Though she had no idea what she’d do outside. Would someone help her? Mommy made her memorize her address, but right now, she couldn’t think of it.
She moved toward the kitchen again. The man blocked her.
“I said, you’re not going anywhere.” He sounded mean now.
“Yes, I am.” She tried to go past him.
Before she could get around him, he bent down and picked her up in his arms. She beat against him with her fists, but it didn’t do any good.
He carried her down a hall to a small room. She kicked and screamed, trying to get away from him, but he was too strong.
He stuffed her under one arm and opened the door to the room. It was a dirty place with a mattress on the floor and a wrinkled blanket on top of it. It smelled bad in here, too. He wasn’t going to make her lay down on that. She wouldn’t.
But instead he carried her to the corner and opened another door. A closet.
Was he going to put her in there? No! She screamed again. Then she did the only thing she could think of. She bit his arm.

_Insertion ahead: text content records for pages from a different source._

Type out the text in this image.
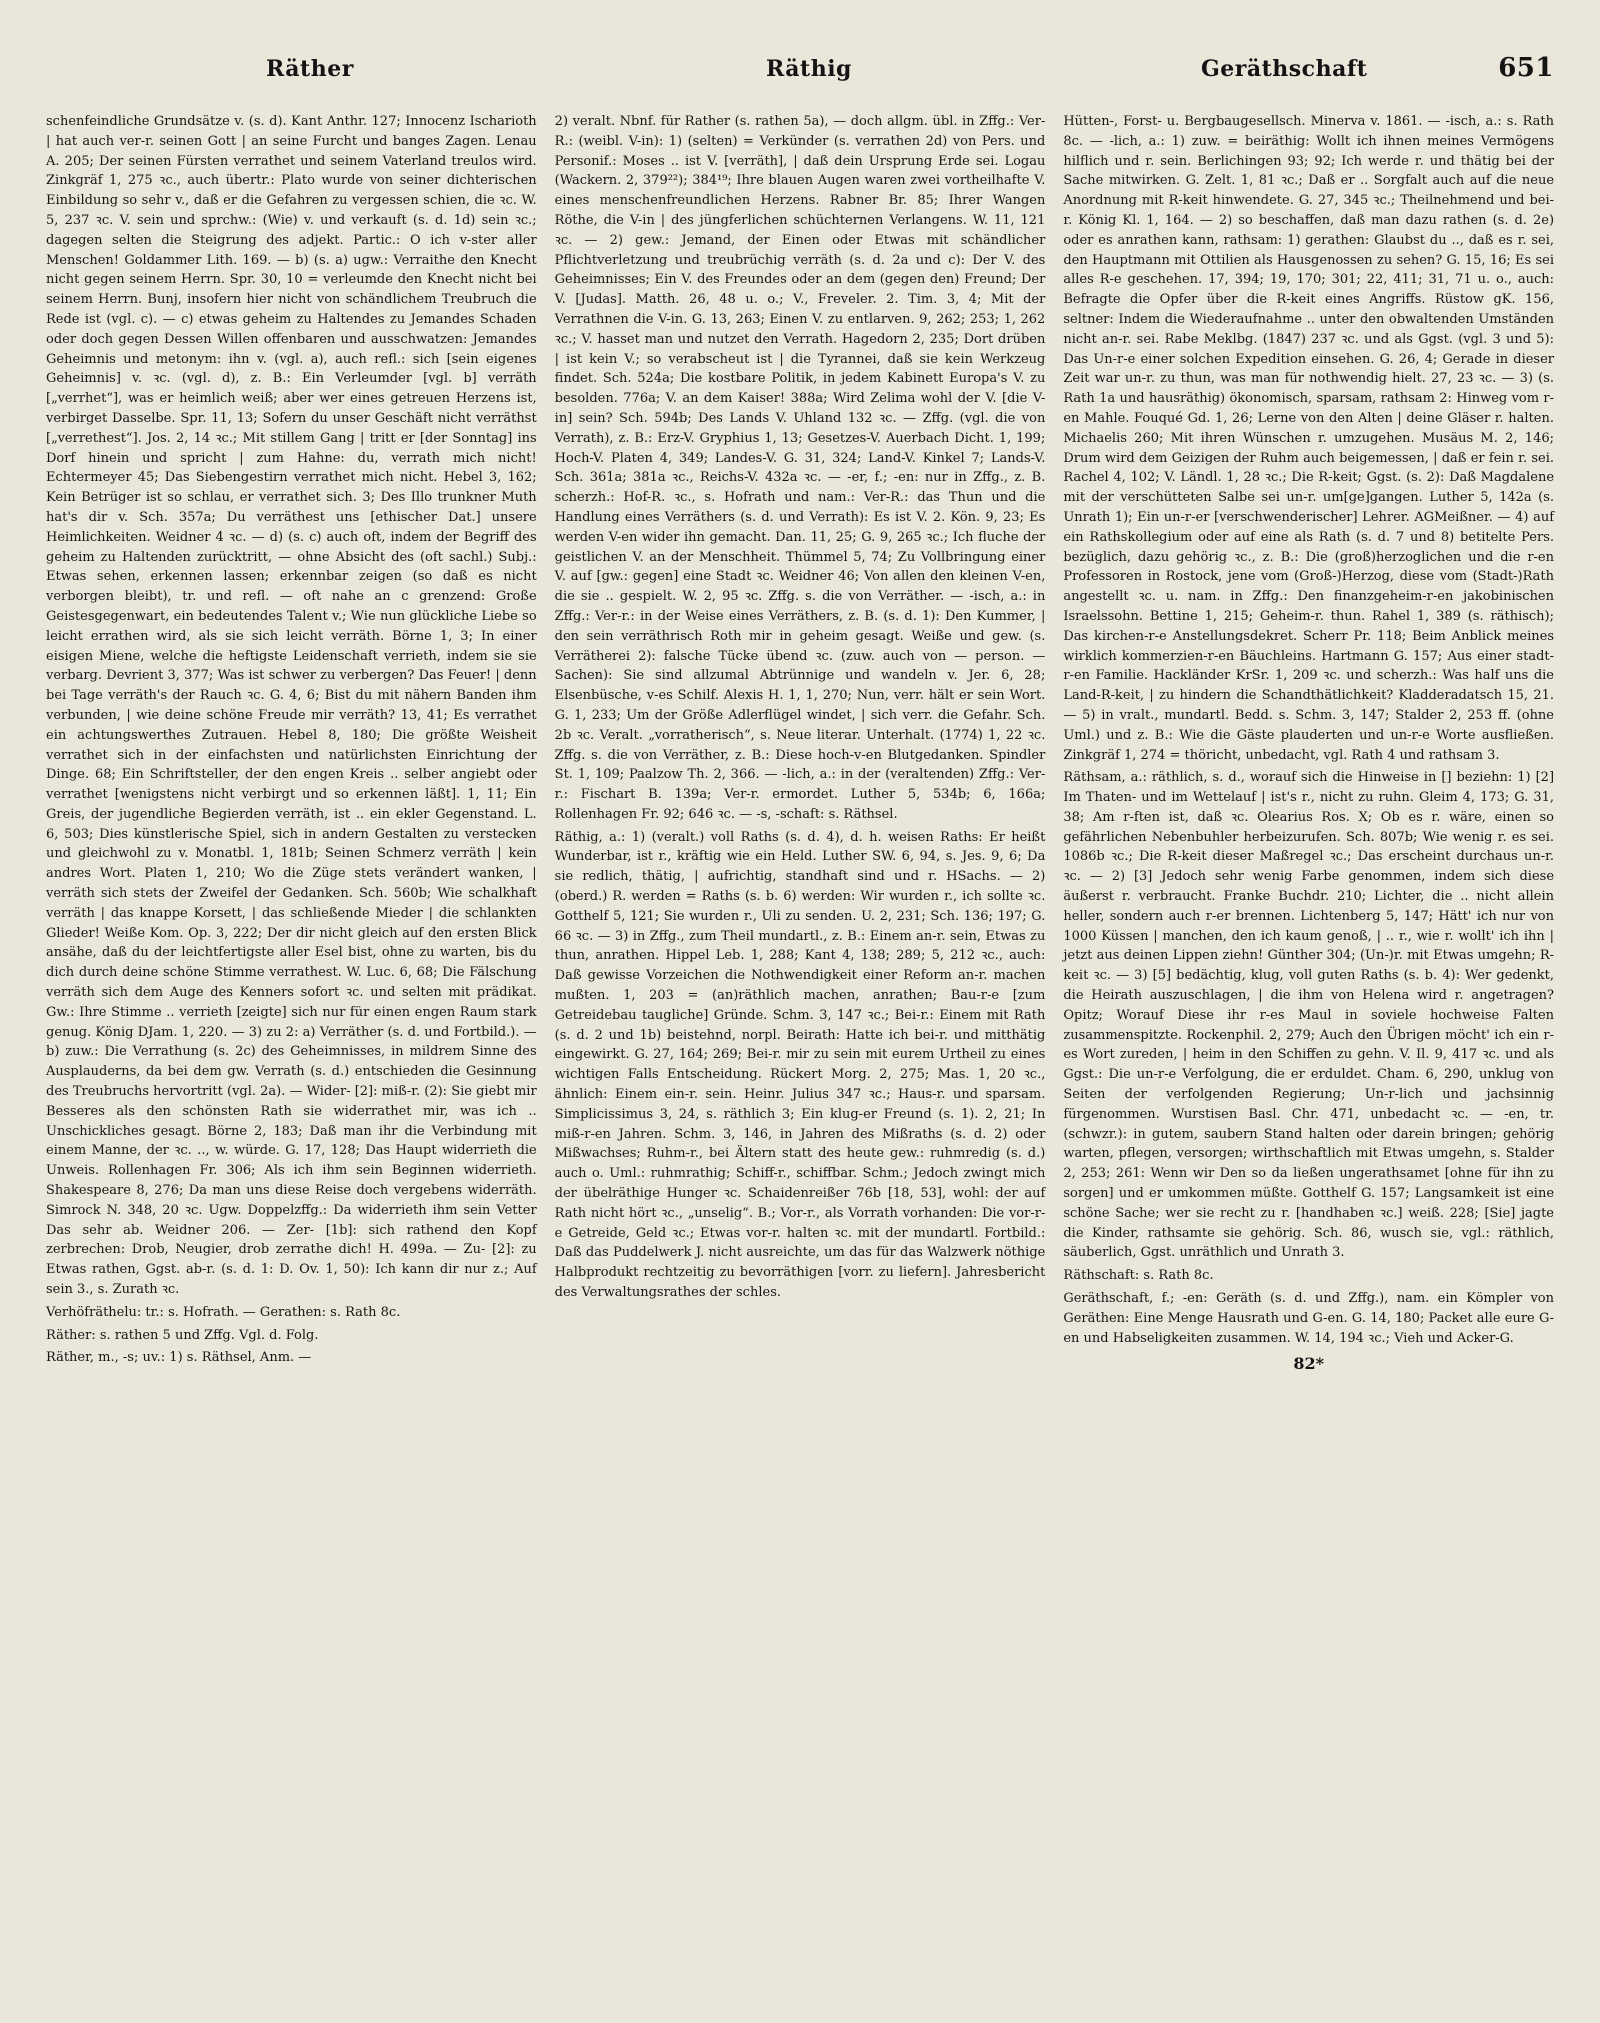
Räther	Räthig	Geräthschaft	651

schenfeindliche Grundsätze v. (s. d). Kant Anthr. 127; Innocenz Ischarioth | hat auch ver-r. seinen Gott | an seine Furcht und banges Zagen. Lenau A. 205; Der seinen Fürsten verrathet und seinem Vaterland treulos wird. Zinkgräf 1, 275 ꝛc., auch übertr.: Plato wurde von seiner dichterischen Einbildung so sehr v., daß er die Gefahren zu vergessen schien, die ꝛc. W. 5, 237 ꝛc. V. sein und sprchw.: (Wie) v. und verkauft (s. d. 1d) sein ꝛc.; dagegen selten die Steigrung des adjekt. Partic.: O ich v-ster aller Menschen! Goldammer Lith. 169. — b) (s. a) ugw.: Verraithe den Knecht nicht gegen seinem Herrn. Spr. 30, 10 = verleumde den Knecht nicht bei seinem Herrn. Bunj, insofern hier nicht von schändlichem Treubruch die Rede ist (vgl. c). — c) etwas geheim zu Haltendes zu Jemandes Schaden oder doch gegen Dessen Willen offenbaren und ausschwatzen: Jemandes Geheimnis und metonym: ihn v. (vgl. a), auch refl.: sich [sein eigenes Geheimnis] v. ꝛc. (vgl. d), z. B.: Ein Verleumder [vgl. b] verräth [„verrhet“], was er heimlich weiß; aber wer eines getreuen Herzens ist, verbirget Dasselbe. Spr. 11, 13; Sofern du unser Geschäft nicht verräthst [„verrethest“]. Jos. 2, 14 ꝛc.; Mit stillem Gang | tritt er [der Sonntag] ins Dorf hinein und spricht | zum Hahne: du, verrath mich nicht! Echtermeyer 45; Das Siebengestirn verrathet mich nicht. Hebel 3, 162; Kein Betrüger ist so schlau, er verrathet sich. 3; Des Illo trunkner Muth hat's dir v. Sch. 357a; Du verräthest uns [ethischer Dat.] unsere Heimlichkeiten. Weidner 4 ꝛc. — d) (s. c) auch oft, indem der Begriff des geheim zu Haltenden zurücktritt, — ohne Absicht des (oft sachl.) Subj.: Etwas sehen, erkennen lassen; erkennbar zeigen (so daß es nicht verborgen bleibt), tr. und refl. — oft nahe an c grenzend: Große Geistesgegenwart, ein bedeutendes Talent v.; Wie nun glückliche Liebe so leicht errathen wird, als sie sich leicht verräth. Börne 1, 3; In einer eisigen Miene, welche die heftigste Leidenschaft verrieth, indem sie sie verbarg. Devrient 3, 377; Was ist schwer zu verbergen? Das Feuer! | denn bei Tage verräth's der Rauch ꝛc. G. 4, 6; Bist du mit nähern Banden ihm verbunden, | wie deine schöne Freude mir verräth? 13, 41; Es verrathet ein achtungswerthes Zutrauen. Hebel 8, 180; Die größte Weisheit verrathet sich in der einfachsten und natürlichsten Einrichtung der Dinge. 68; Ein Schriftsteller, der den engen Kreis .. selber angiebt oder verrathet [wenigstens nicht verbirgt und so erkennen läßt]. 1, 11; Ein Greis, der jugendliche Begierden verräth, ist .. ein ekler Gegenstand. L. 6, 503; Dies künstlerische Spiel, sich in andern Gestalten zu verstecken und gleichwohl zu v. Monatbl. 1, 181b; Seinen Schmerz verräth | kein andres Wort. Platen 1, 210; Wo die Züge stets verändert wanken, | verräth sich stets der Zweifel der Gedanken. Sch. 560b; Wie schalkhaft verräth | das knappe Korsett, | das schließende Mieder | die schlankten Glieder! Weiße Kom. Op. 3, 222; Der dir nicht gleich auf den ersten Blick ansähe, daß du der leichtfertigste aller Esel bist, ohne zu warten, bis du dich durch deine schöne Stimme verrathest. W. Luc. 6, 68; Die Fälschung verräth sich dem Auge des Kenners sofort ꝛc. und selten mit prädikat. Gw.: Ihre Stimme .. verrieth [zeigte] sich nur für einen engen Raum stark genug. König DJam. 1, 220. — 3) zu 2: a) Verräther (s. d. und Fortbild.). — b) zuw.: Die Verrathung (s. 2c) des Geheimnisses, in mildrem Sinne des Ausplauderns, da bei dem gw. Verrath (s. d.) entschieden die Gesinnung des Treubruchs hervortritt (vgl. 2a). — Wider- [2]: miß-r. (2): Sie giebt mir Besseres als den schönsten Rath sie widerrathet mir, was ich .. Unschickliches gesagt. Börne 2, 183; Daß man ihr die Verbindung mit einem Manne, der ꝛc. .., w. würde. G. 17, 128; Das Haupt widerrieth die Unweis. Rollenhagen Fr. 306; Als ich ihm sein Beginnen widerrieth. Shakespeare 8, 276; Da man uns diese Reise doch vergebens widerräth. Simrock N. 348, 20 ꝛc. Ugw. Doppelzffg.: Da widerrieth ihm sein Vetter Das sehr ab. Weidner 206. — Zer- [1b]: sich rathend den Kopf zerbrechen: Drob, Neugier, drob zerrathe dich! H. 499a. — Zu- [2]: zu Etwas rathen, Ggst. ab-r. (s. d. 1: D. Ov. 1, 50): Ich kann dir nur z.; Auf sein 3., s. Zurath ꝛc.

Verhöfräthelu: tr.: s. Hofrath. — Gerathen: s. Rath 8c.

Räther: s. rathen 5 und Zffg. Vgl. d. Folg.

Räther, m., -s; uv.: 1) s. Räthsel, Anm. —

2) veralt. Nbnf. für Rather (s. rathen 5a), — doch allgm. übl. in Zffg.: Ver-R.: (weibl. V-in): 1) (selten) = Verkünder (s. verrathen 2d) von Pers. und Personif.: Moses .. ist V. [verräth], | daß dein Ursprung Erde sei. Logau (Wackern. 2, 379²²); 384¹⁹; Ihre blauen Augen waren zwei vortheilhafte V. eines menschenfreundlichen Herzens. Rabner Br. 85; Ihrer Wangen Röthe, die V-in | des jüngferlichen schüchternen Verlangens. W. 11, 121 ꝛc. — 2) gew.: Jemand, der Einen oder Etwas mit schändlicher Pflichtverletzung und treubrüchig verräth (s. d. 2a und c): Der V. des Geheimnisses; Ein V. des Freundes oder an dem (gegen den) Freund; Der V. [Judas]. Matth. 26, 48 u. o.; V., Freveler. 2. Tim. 3, 4; Mit der Verrathnen die V-in. G. 13, 263; Einen V. zu entlarven. 9, 262; 253; 1, 262 ꝛc.; V. hasset man und nutzet den Verrath. Hagedorn 2, 235; Dort drüben | ist kein V.; so verabscheut ist | die Tyrannei, daß sie kein Werkzeug findet. Sch. 524a; Die kostbare Politik, in jedem Kabinett Europa's V. zu besolden. 776a; V. an dem Kaiser! 388a; Wird Zelima wohl der V. [die V-in] sein? Sch. 594b; Des Lands V. Uhland 132 ꝛc. — Zffg. (vgl. die von Verrath), z. B.: Erz-V. Gryphius 1, 13; Gesetzes-V. Auerbach Dicht. 1, 199; Hoch-V. Platen 4, 349; Landes-V. G. 31, 324; Land-V. Kinkel 7; Lands-V. Sch. 361a; 381a ꝛc., Reichs-V. 432a ꝛc. — -er, f.; -en: nur in Zffg., z. B. scherzh.: Hof-R. ꝛc., s. Hofrath und nam.: Ver-R.: das Thun und die Handlung eines Verräthers (s. d. und Verrath): Es ist V. 2. Kön. 9, 23; Es werden V-en wider ihn gemacht. Dan. 11, 25; G. 9, 265 ꝛc.; Ich fluche der geistlichen V. an der Menschheit. Thümmel 5, 74; Zu Vollbringung einer V. auf [gw.: gegen] eine Stadt ꝛc. Weidner 46; Von allen den kleinen V-en, die sie .. gespielt. W. 2, 95 ꝛc. Zffg. s. die von Verräther. — -isch, a.: in Zffg.: Ver-r.: in der Weise eines Verräthers, z. B. (s. d. 1): Den Kummer, | den sein verräthrisch Roth mir in geheim gesagt. Weiße und gew. (s. Verrätherei 2): falsche Tücke übend ꝛc. (zuw. auch von — person. — Sachen): Sie sind allzumal Abtrünnige und wandeln v. Jer. 6, 28; Elsenbüsche, v-es Schilf. Alexis H. 1, 1, 270; Nun, verr. hält er sein Wort. G. 1, 233; Um der Größe Adlerflügel windet, | sich verr. die Gefahr. Sch. 2b ꝛc. Veralt. „vorratherisch“, s. Neue literar. Unterhalt. (1774) 1, 22 ꝛc. Zffg. s. die von Verräther, z. B.: Diese hoch-v-en Blutgedanken. Spindler St. 1, 109; Paalzow Th. 2, 366. — -lich, a.: in der (veraltenden) Zffg.: Ver-r.: Fischart B. 139a; Ver-r. ermordet. Luther 5, 534b; 6, 166a; Rollenhagen Fr. 92; 646 ꝛc. — -s, -schaft: s. Räthsel.

Räthig, a.: 1) (veralt.) voll Raths (s. d. 4), d. h. weisen Raths: Er heißt Wunderbar, ist r., kräftig wie ein Held. Luther SW. 6, 94, s. Jes. 9, 6; Da sie redlich, thätig, | aufrichtig, standhaft sind und r. HSachs. — 2) (oberd.) R. werden = Raths (s. b. 6) werden: Wir wurden r., ich sollte ꝛc. Gotthelf 5, 121; Sie wurden r., Uli zu senden. U. 2, 231; Sch. 136; 197; G. 66 ꝛc. — 3) in Zffg., zum Theil mundartl., z. B.: Einem an-r. sein, Etwas zu thun, anrathen. Hippel Leb. 1, 288; Kant 4, 138; 289; 5, 212 ꝛc., auch: Daß gewisse Vorzeichen die Nothwendigkeit einer Reform an-r. machen mußten. 1, 203 = (an)räthlich machen, anrathen; Bau-r-e [zum Getreidebau taugliche] Gründe. Schm. 3, 147 ꝛc.; Bei-r.: Einem mit Rath (s. d. 2 und 1b) beistehnd, norpl. Beirath: Hatte ich bei-r. und mitthätig eingewirkt. G. 27, 164; 269; Bei-r. mir zu sein mit eurem Urtheil zu eines wichtigen Falls Entscheidung. Rückert Morg. 2, 275; Mas. 1, 20 ꝛc., ähnlich: Einem ein-r. sein. Heinr. Julius 347 ꝛc.; Haus-r. und sparsam. Simplicissimus 3, 24, s. räthlich 3; Ein klug-er Freund (s. 1). 2, 21; In miß-r-en Jahren. Schm. 3, 146, in Jahren des Mißraths (s. d. 2) oder Mißwachses; Ruhm-r., bei Ältern statt des heute gew.: ruhmredig (s. d.) auch o. Uml.: ruhmrathig; Schiff-r., schiffbar. Schm.; Jedoch zwingt mich der übelräthige Hunger ꝛc. Schaidenreißer 76b [18, 53], wohl: der auf Rath nicht hört ꝛc., „unselig“. B.; Vor-r., als Vorrath vorhanden: Die vor-r-e Getreide, Geld ꝛc.; Etwas vor-r. halten ꝛc. mit der mundartl. Fortbild.: Daß das Puddelwerk J. nicht ausreichte, um das für das Walzwerk nöthige Halbprodukt rechtzeitig zu bevorräthigen [vorr. zu liefern]. Jahresbericht des Verwaltungsrathes der schles.

Hütten-, Forst- u. Bergbaugesellsch. Minerva v. 1861. — -isch, a.: s. Rath 8c. — -lich, a.: 1) zuw. = beiräthig: Wollt ich ihnen meines Vermögens hilflich und r. sein. Berlichingen 93; 92; Ich werde r. und thätig bei der Sache mitwirken. G. Zelt. 1, 81 ꝛc.; Daß er .. Sorgfalt auch auf die neue Anordnung mit R-keit hinwendete. G. 27, 345 ꝛc.; Theilnehmend und bei-r. König Kl. 1, 164. — 2) so beschaffen, daß man dazu rathen (s. d. 2e) oder es anrathen kann, rathsam: 1) gerathen: Glaubst du .., daß es r. sei, den Hauptmann mit Ottilien als Hausgenossen zu sehen? G. 15, 16; Es sei alles R-e geschehen. 17, 394; 19, 170; 301; 22, 411; 31, 71 u. o., auch: Befragte die Opfer über die R-keit eines Angriffs. Rüstow gK. 156, seltner: Indem die Wiederaufnahme .. unter den obwaltenden Umständen nicht an-r. sei. Rabe Meklbg. (1847) 237 ꝛc. und als Ggst. (vgl. 3 und 5): Das Un-r-e einer solchen Expedition einsehen. G. 26, 4; Gerade in dieser Zeit war un-r. zu thun, was man für nothwendig hielt. 27, 23 ꝛc. — 3) (s. Rath 1a und hausräthig) ökonomisch, sparsam, rathsam 2: Hinweg vom r-en Mahle. Fouqué Gd. 1, 26; Lerne von den Alten | deine Gläser r. halten. Michaelis 260; Mit ihren Wünschen r. umzugehen. Musäus M. 2, 146; Drum wird dem Geizigen der Ruhm auch beigemessen, | daß er fein r. sei. Rachel 4, 102; V. Ländl. 1, 28 ꝛc.; Die R-keit; Ggst. (s. 2): Daß Magdalene mit der verschütteten Salbe sei un-r. um[ge]gangen. Luther 5, 142a (s. Unrath 1); Ein un-r-er [verschwenderischer] Lehrer. AGMeißner. — 4) auf ein Rathskollegium oder auf eine als Rath (s. d. 7 und 8) betitelte Pers. bezüglich, dazu gehörig ꝛc., z. B.: Die (groß)herzoglichen und die r-en Professoren in Rostock, jene vom (Groß-)Herzog, diese vom (Stadt-)Rath angestellt ꝛc. u. nam. in Zffg.: Den finanzgeheim-r-en jakobinischen Israelssohn. Bettine 1, 215; Geheim-r. thun. Rahel 1, 389 (s. räthisch); Das kirchen-r-e Anstellungsdekret. Scherr Pr. 118; Beim Anblick meines wirklich kommerzien-r-en Bäuchleins. Hartmann G. 157; Aus einer stadt-r-en Familie. Hackländer KrSr. 1, 209 ꝛc. und scherzh.: Was half uns die Land-R-keit, | zu hindern die Schandthätlichkeit? Kladderadatsch 15, 21. — 5) in vralt., mundartl. Bedd. s. Schm. 3, 147; Stalder 2, 253 ff. (ohne Uml.) und z. B.: Wie die Gäste plauderten und un-r-e Worte ausfließen. Zinkgräf 1, 274 = thöricht, unbedacht, vgl. Rath 4 und rathsam 3.

Räthsam, a.: räthlich, s. d., worauf sich die Hinweise in [] beziehn: 1) [2] Im Thaten- und im Wettelauf | ist's r., nicht zu ruhn. Gleim 4, 173; G. 31, 38; Am r-ften ist, daß ꝛc. Olearius Ros. X; Ob es r. wäre, einen so gefährlichen Nebenbuhler herbeizurufen. Sch. 807b; Wie wenig r. es sei. 1086b ꝛc.; Die R-keit dieser Maßregel ꝛc.; Das erscheint durchaus un-r. ꝛc. — 2) [3] Jedoch sehr wenig Farbe genommen, indem sich diese äußerst r. verbraucht. Franke Buchdr. 210; Lichter, die .. nicht allein heller, sondern auch r-er brennen. Lichtenberg 5, 147; Hätt' ich nur von 1000 Küssen | manchen, den ich kaum genoß, | .. r., wie r. wollt' ich ihn | jetzt aus deinen Lippen ziehn! Günther 304; (Un-)r. mit Etwas umgehn; R-keit ꝛc. — 3) [5] bedächtig, klug, voll guten Raths (s. b. 4): Wer gedenkt, die Heirath auszuschlagen, | die ihm von Helena wird r. angetragen? Opitz; Worauf Diese ihr r-es Maul in soviele hochweise Falten zusammenspitzte. Rockenphil. 2, 279; Auch den Übrigen möcht' ich ein r-es Wort zureden, | heim in den Schiffen zu gehn. V. Il. 9, 417 ꝛc. und als Ggst.: Die un-r-e Verfolgung, die er erduldet. Cham. 6, 290, unklug von Seiten der verfolgenden Regierung; Un-r-lich und jachsinnig fürgenommen. Wurstisen Basl. Chr. 471, unbedacht ꝛc. — -en, tr. (schwzr.): in gutem, saubern Stand halten oder darein bringen; gehörig warten, pflegen, versorgen; wirthschaftlich mit Etwas umgehn, s. Stalder 2, 253; 261: Wenn wir Den so da ließen ungerathsamet [ohne für ihn zu sorgen] und er umkommen müßte. Gotthelf G. 157; Langsamkeit ist eine schöne Sache; wer sie recht zu r. [handhaben ꝛc.] weiß. 228; [Sie] jagte die Kinder, rathsamte sie gehörig. Sch. 86, wusch sie, vgl.: räthlich, säuberlich, Ggst. unräthlich und Unrath 3.

Räthschaft: s. Rath 8c.

Geräthschaft, f.; -en: Geräth (s. d. und Zffg.), nam. ein Kömpler von Geräthen: Eine Menge Hausrath und G-en. G. 14, 180; Packet alle eure G-en und Habseligkeiten zusammen. W. 14, 194 ꝛc.; Vieh und Acker-G.

82*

“Ow. You little bitch, you.”
But he let go of her and she dropped to the floor.
She almost got to the hall. Almost got away. Then he lunged for her. His big hand clamped around her arm hard, making her cry out.
“Leave me alone!”
“Shut up.” He picked her up and carried her to the closet.
He slung open the door, tossed her inside and shut the door in her face.
She could hear him locking it from the outside. She banged on the door. “Let me out of here.”
“Shut up, I said.”
“My Mommy will call the police. They’ll put you in jail.”
“No, she won’t. Not if she knows what’s good for her.”
And then she heard the man walk away.
She sat down on the floor. It was dusty and smelly like the rest of the place. She began to cry. Why hadn’t she listened to what Mommy told her? Why had she got into the car with that bad man?
Where was her Daddy? Gone. He had been gone for a long time. He was never coming back.
“I’m sorry, Mommy,” she blubbered into her hands. “I’ll never be angry with you again.”
All she wanted was to go home, but she had no idea how to do that. She didn’t know what to do.